Ray Greenberg, president of MUSC, said what makes this partnership different is that it would require a more direct engagement of each higher education institution to develop and deliver curriculum.
MUSC often works with schools on projects and programs, but any instruction is a supplement to what’s already being taught in schools, he said. This would be the university helping create the educational program for high school students, he said.
“We don’t have a lot of experience in K-12 education,” he said. “We’re mostly focused on graduate and professional level education … so it’s a different kind of audience than we’re typically used to delivering content to.”
Like many South Carolina colleges, MUSC has suffered funding cuts in recent years. Taking on more responsibilities will be a challenge, but Greenberg said it is part of its mission to figure out how to take limited resources and use them more broadly.
“We’ll be the beneficiaries in the long run,” he said.
Greenberg said he would welcome other public or private health care providers to be involved in this partnership.
It might take five years until the University Center becomes what organizers envision it could be, and developing it is not a part-time job, McGinley said. She’s looking outside of the district for funding for the project.

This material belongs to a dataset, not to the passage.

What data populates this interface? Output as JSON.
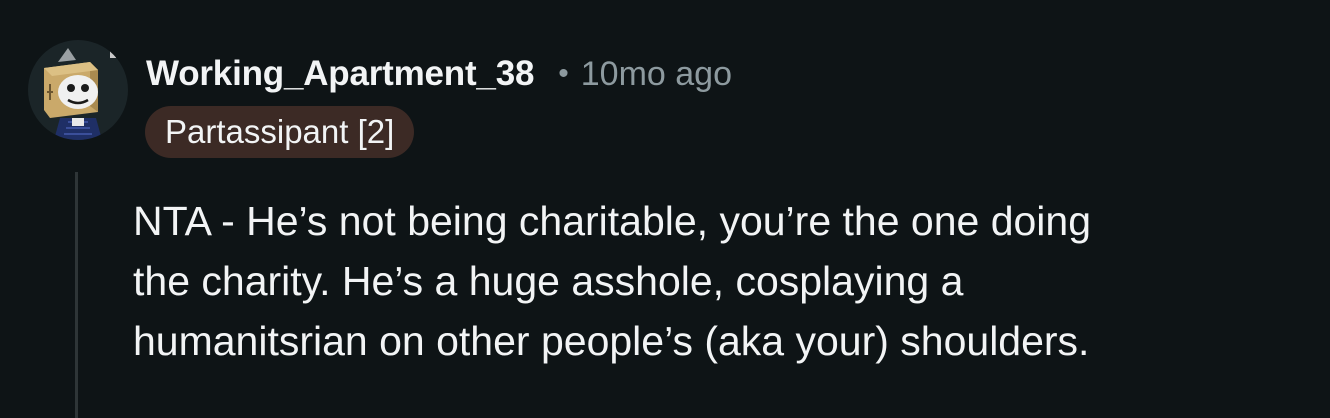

“It takes dedicated people to plan this,” she said. “We have to get a point person at each university and a point person in the district who wakes up and says over the next six to 18 months, ‘My job is to get this up and running.’ ”
The district may be able to start components of the University Center, such as offering introductory courses, building awareness and setting up mentors in the first year. Those efforts could grow as time passes, McGinley said.

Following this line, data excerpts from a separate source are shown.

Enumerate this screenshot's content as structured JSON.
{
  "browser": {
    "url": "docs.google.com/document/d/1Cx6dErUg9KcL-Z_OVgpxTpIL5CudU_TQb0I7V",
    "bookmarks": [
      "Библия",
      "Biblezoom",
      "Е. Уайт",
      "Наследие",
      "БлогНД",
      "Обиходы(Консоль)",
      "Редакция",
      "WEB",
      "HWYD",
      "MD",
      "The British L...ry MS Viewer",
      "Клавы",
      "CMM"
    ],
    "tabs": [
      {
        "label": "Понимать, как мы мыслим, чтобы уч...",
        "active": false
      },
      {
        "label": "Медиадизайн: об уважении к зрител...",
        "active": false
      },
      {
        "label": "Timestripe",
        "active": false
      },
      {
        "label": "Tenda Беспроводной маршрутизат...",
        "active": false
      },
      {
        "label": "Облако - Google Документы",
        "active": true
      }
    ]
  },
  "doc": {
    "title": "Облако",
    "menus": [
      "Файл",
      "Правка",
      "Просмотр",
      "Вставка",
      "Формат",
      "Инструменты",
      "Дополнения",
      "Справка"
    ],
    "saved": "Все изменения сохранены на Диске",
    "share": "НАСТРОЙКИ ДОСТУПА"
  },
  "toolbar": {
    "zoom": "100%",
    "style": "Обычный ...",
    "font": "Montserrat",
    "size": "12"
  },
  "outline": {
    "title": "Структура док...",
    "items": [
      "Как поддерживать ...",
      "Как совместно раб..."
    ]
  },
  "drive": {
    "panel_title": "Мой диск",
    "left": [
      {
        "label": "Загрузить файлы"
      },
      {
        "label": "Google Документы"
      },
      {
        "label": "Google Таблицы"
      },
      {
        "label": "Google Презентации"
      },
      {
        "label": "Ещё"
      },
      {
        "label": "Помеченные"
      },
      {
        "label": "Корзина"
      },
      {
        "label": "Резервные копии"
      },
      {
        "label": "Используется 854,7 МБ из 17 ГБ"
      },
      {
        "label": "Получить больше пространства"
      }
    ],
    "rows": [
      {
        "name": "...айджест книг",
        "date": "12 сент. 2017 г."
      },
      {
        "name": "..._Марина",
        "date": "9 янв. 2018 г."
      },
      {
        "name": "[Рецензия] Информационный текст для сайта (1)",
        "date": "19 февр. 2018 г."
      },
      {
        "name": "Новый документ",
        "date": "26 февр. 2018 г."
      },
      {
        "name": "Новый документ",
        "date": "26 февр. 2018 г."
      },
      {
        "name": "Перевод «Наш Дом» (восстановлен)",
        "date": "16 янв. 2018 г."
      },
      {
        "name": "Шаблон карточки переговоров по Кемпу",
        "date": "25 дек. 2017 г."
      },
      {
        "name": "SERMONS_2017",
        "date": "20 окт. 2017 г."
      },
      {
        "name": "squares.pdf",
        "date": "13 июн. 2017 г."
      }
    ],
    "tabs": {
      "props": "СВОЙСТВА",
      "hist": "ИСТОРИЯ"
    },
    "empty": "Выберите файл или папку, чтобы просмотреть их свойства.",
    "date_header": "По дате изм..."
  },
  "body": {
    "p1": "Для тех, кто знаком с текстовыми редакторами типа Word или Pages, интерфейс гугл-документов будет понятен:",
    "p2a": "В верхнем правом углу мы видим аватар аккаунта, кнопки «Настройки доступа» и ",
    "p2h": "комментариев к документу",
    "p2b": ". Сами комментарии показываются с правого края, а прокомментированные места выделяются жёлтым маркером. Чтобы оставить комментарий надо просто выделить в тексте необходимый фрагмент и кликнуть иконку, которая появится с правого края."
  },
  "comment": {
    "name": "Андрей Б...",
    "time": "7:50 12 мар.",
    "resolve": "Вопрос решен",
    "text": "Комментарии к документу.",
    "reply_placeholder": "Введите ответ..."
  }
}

“It would be an evolution,” she said. “We definitely want to see some action (soon), and I do believe it’s really important that it begin in the middle school.”
Downtown parents have been included in some initial planning meetings, and McGinley plans to broaden that group to include downtown neighborhood presidents.
Burke would continue to be a neighborhood high school that serves any downtown student, but that could change because the school has space to accept more students, she said.
A school’s challenge
Burke High Principal Maurice Cannon said the school needs to do a better job of mirroring the world students live in, and the new University Center partnership should enable it to do that.
He said he’s excited about its possibility, and he looks forward to conversations involving the center.
It will offer high school- and college-level courses. Some Burke High students likely will struggle with more advanced courses; its students have “passed” just six Advanced Placement exams to earn college credit during the past three years. McGinley said the district’s literacy academies are helping struggling readers in lower grades, and a stronger group of students is progressing through the school system.
She sees the University Center as an innovative plan that would be mutually beneficial for the colleges and Burke High, and she hopes it sparks improvement and leads more downtown students to see Burke High as an option.
“I don’t want this to be something in name only, that isn’t going to change the outcomes for children,” she said.